Dans ces récits où le langage articulé des humains est, par la force des choses, dominant, Antonio Prete donne par moments la parole aux animaux, soit que ceux-ci s’avèrent capables de parler la langue des hommes à force de vivre à leur contact – c’est le cas des chiens –, soit qu’il s’agisse d’êtres dont la nature se situe entre l’humain et l’animal (comme on le verra dans «La Fuite») ou bien dans un univers imaginaire.
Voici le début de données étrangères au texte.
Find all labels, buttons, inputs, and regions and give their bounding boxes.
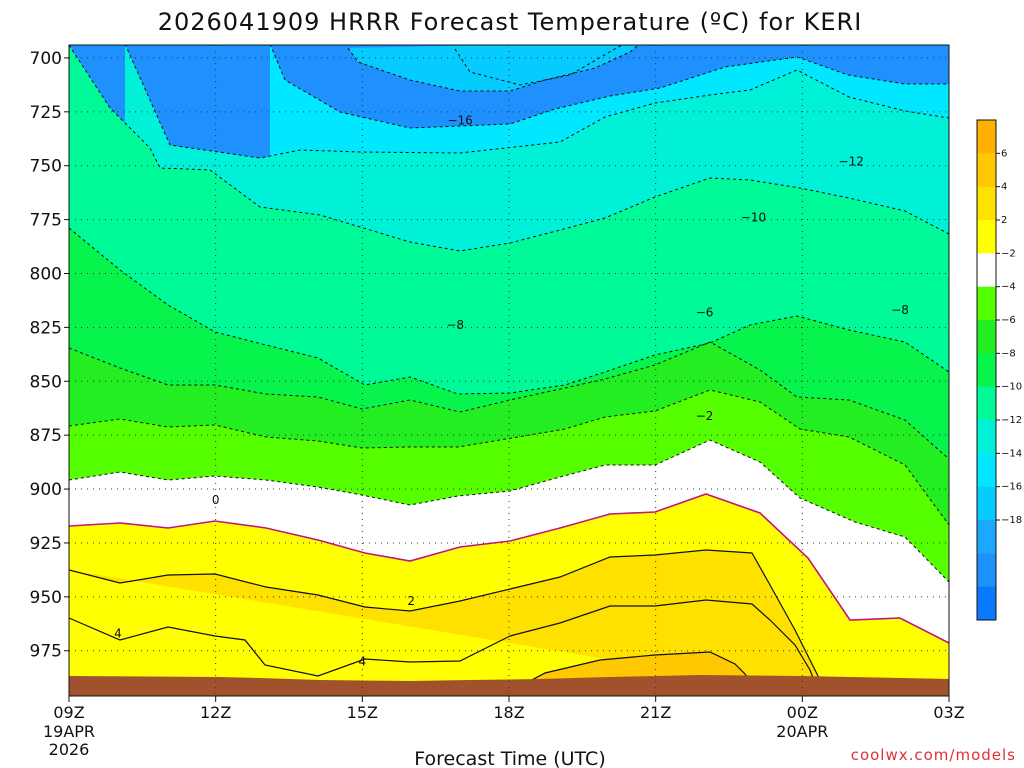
y-tick-label: 975	[30, 642, 62, 662]
contour-label-zero: 0	[212, 493, 220, 507]
x-tick-label: 09Z	[53, 703, 84, 722]
y-tick-label: 700	[30, 49, 62, 69]
colorbar-bin	[977, 420, 996, 454]
contour-label-negative: −2	[696, 409, 714, 423]
colorbar-label: −16	[1001, 482, 1022, 493]
x-tick-label: 15Z	[347, 703, 378, 722]
colorbar-bin	[977, 486, 996, 521]
y-tick-label: 875	[30, 426, 62, 446]
colorbar-label: −14	[1001, 448, 1022, 459]
contour-label-negative: −8	[891, 303, 909, 317]
colorbar-bin	[977, 153, 996, 188]
y-tick-label: 900	[30, 480, 62, 500]
colorbar-bin	[977, 386, 996, 421]
contour-label-negative: −16	[447, 113, 472, 127]
colorbar-label: −8	[1001, 348, 1016, 359]
colorbar-bin	[977, 320, 996, 354]
colorbar-bin	[977, 220, 996, 254]
colorbar-bin	[977, 553, 996, 588]
contour-label-negative: −6	[696, 305, 714, 319]
colorbar-label: −10	[1001, 382, 1022, 393]
contour-label-negative: −12	[839, 154, 864, 168]
colorbar-bin	[977, 520, 996, 554]
colorbar-label: −12	[1001, 415, 1022, 426]
colorbar-bin	[977, 453, 996, 488]
grid	[69, 45, 949, 696]
contour-label-positive: 4	[359, 655, 367, 669]
credit-text: coolwx.com/models	[851, 746, 1016, 764]
positive-contours	[69, 549, 831, 696]
contour-label-positive: 2	[407, 594, 415, 608]
ground-terrain	[69, 675, 949, 696]
y-tick-label: 925	[30, 534, 62, 554]
contour-plus-2	[69, 549, 831, 696]
contour-plus-6	[501, 651, 761, 696]
x-tick-year: 2026	[49, 740, 90, 759]
y-axis: 700 725 750 775 800 825 850 875 900 925 950 975	[30, 49, 69, 662]
colorbar-label: 4	[1001, 182, 1007, 193]
y-tick-label: 725	[30, 103, 62, 123]
contour-minus-2	[69, 439, 949, 583]
contour-minus-6	[69, 341, 949, 460]
contour-minus-14	[269, 45, 949, 129]
colorbar-bin	[977, 286, 996, 321]
contour-label-negative: −8	[446, 318, 464, 332]
contour-label-positive: 4	[114, 626, 122, 640]
chart-title: 2026041909 HRRR Forecast Temperature (ºC…	[158, 8, 863, 36]
x-tick-label: 00Z	[787, 703, 818, 722]
y-tick-label: 850	[30, 372, 62, 392]
y-tick-label: 775	[30, 211, 62, 231]
colorbar-bin	[977, 353, 996, 388]
x-tick-label: 03Z	[933, 703, 964, 722]
colorbar-bin	[977, 120, 996, 154]
contour-labels: −16 −12 −10 −8 −8 −6 −2 0 2 4 4	[114, 113, 909, 669]
x-axis-label: Forecast Time (UTC)	[414, 748, 605, 768]
colorbar-bin	[977, 586, 996, 621]
negative-contours	[69, 45, 949, 583]
contour-minus-4	[69, 389, 949, 526]
x-tick-label: 12Z	[200, 703, 231, 722]
contour-zero	[69, 493, 949, 644]
y-tick-label: 825	[30, 318, 62, 338]
colorbar-label: −6	[1001, 315, 1016, 326]
colorbar-label: −2	[1001, 248, 1016, 259]
colorbar-label: 2	[1001, 215, 1007, 226]
colorbar-label: 6	[1001, 148, 1007, 159]
y-tick-label: 800	[30, 264, 62, 284]
contour-minus-8	[69, 227, 949, 395]
colorbar-bin	[977, 186, 996, 221]
x-tick-date: 20APR	[776, 722, 828, 741]
contour-label-negative: −10	[741, 210, 766, 224]
x-tick-label: 21Z	[640, 703, 671, 722]
y-tick-label: 950	[30, 588, 62, 608]
x-tick-date: 19APR	[43, 722, 95, 741]
contour-minus-10	[69, 45, 949, 252]
colorbar: 6 4 2 −2 −4 −6 −8 −10 −12 −14 −16 −18	[976, 119, 1022, 621]
contour-plus-4	[69, 599, 821, 696]
colorbar-frame	[976, 119, 997, 621]
colorbar-bin	[977, 253, 996, 288]
y-tick-label: 750	[30, 157, 62, 177]
band-fill-minus-14	[348, 45, 639, 91]
contour-minus-12	[124, 45, 949, 159]
colorbar-label: −4	[1001, 282, 1016, 293]
colorbar-label: −18	[1001, 515, 1022, 526]
x-tick-label: 18Z	[493, 703, 524, 722]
Parfois aussi les animaux gardent le silence, privilégiant un autre mode d’expression pour manifester leur présence, ou s’expriment au contraire dans leur propre langue, incompréhensible à l’homme ; certains encore, victimes innocentes d’un ordre qui les nie, n’ont d’autre possibilité que crier leur détresse.

Antonio Prete

Le lecteur est ainsi entraîné dans un voyage où le rêve côtoie l’observation directe du réel, où les fantasmes de l’enfance sont mêlés à des souvenirs précis ; il suit avec aisance toutes les pistes pour lui tracées, il partage l’enjouement de l’auteur, son émotion, son humour, sa tendresse, et découvre dans ce nouvel ordre des choses qu’on lui présente, étranger seulement en apparence, l’harmonie à laquelle il aspire et la réponse à ses questions pourvu qu’il fasse sienne la réflexion d’Amelio, le «philosophe solitaire» qui étudie la «langue des oiseaux» :

Il y a quelque chose qui passe, indéchiffré, dans la langue des hommes et appartient aussi à la langue des oiseaux. Il y a quelque chose plutôt qui unit toutes les langues des hommes, leur pluralité disséminée, et qui est commune à la langue des oiseaux. C’est le vent qui est dans nos voyelles, le bruissement qui tremble dans les syllabes, le silence qui soutient la phrase, la courbe musicale qui vibre dans l’intonation.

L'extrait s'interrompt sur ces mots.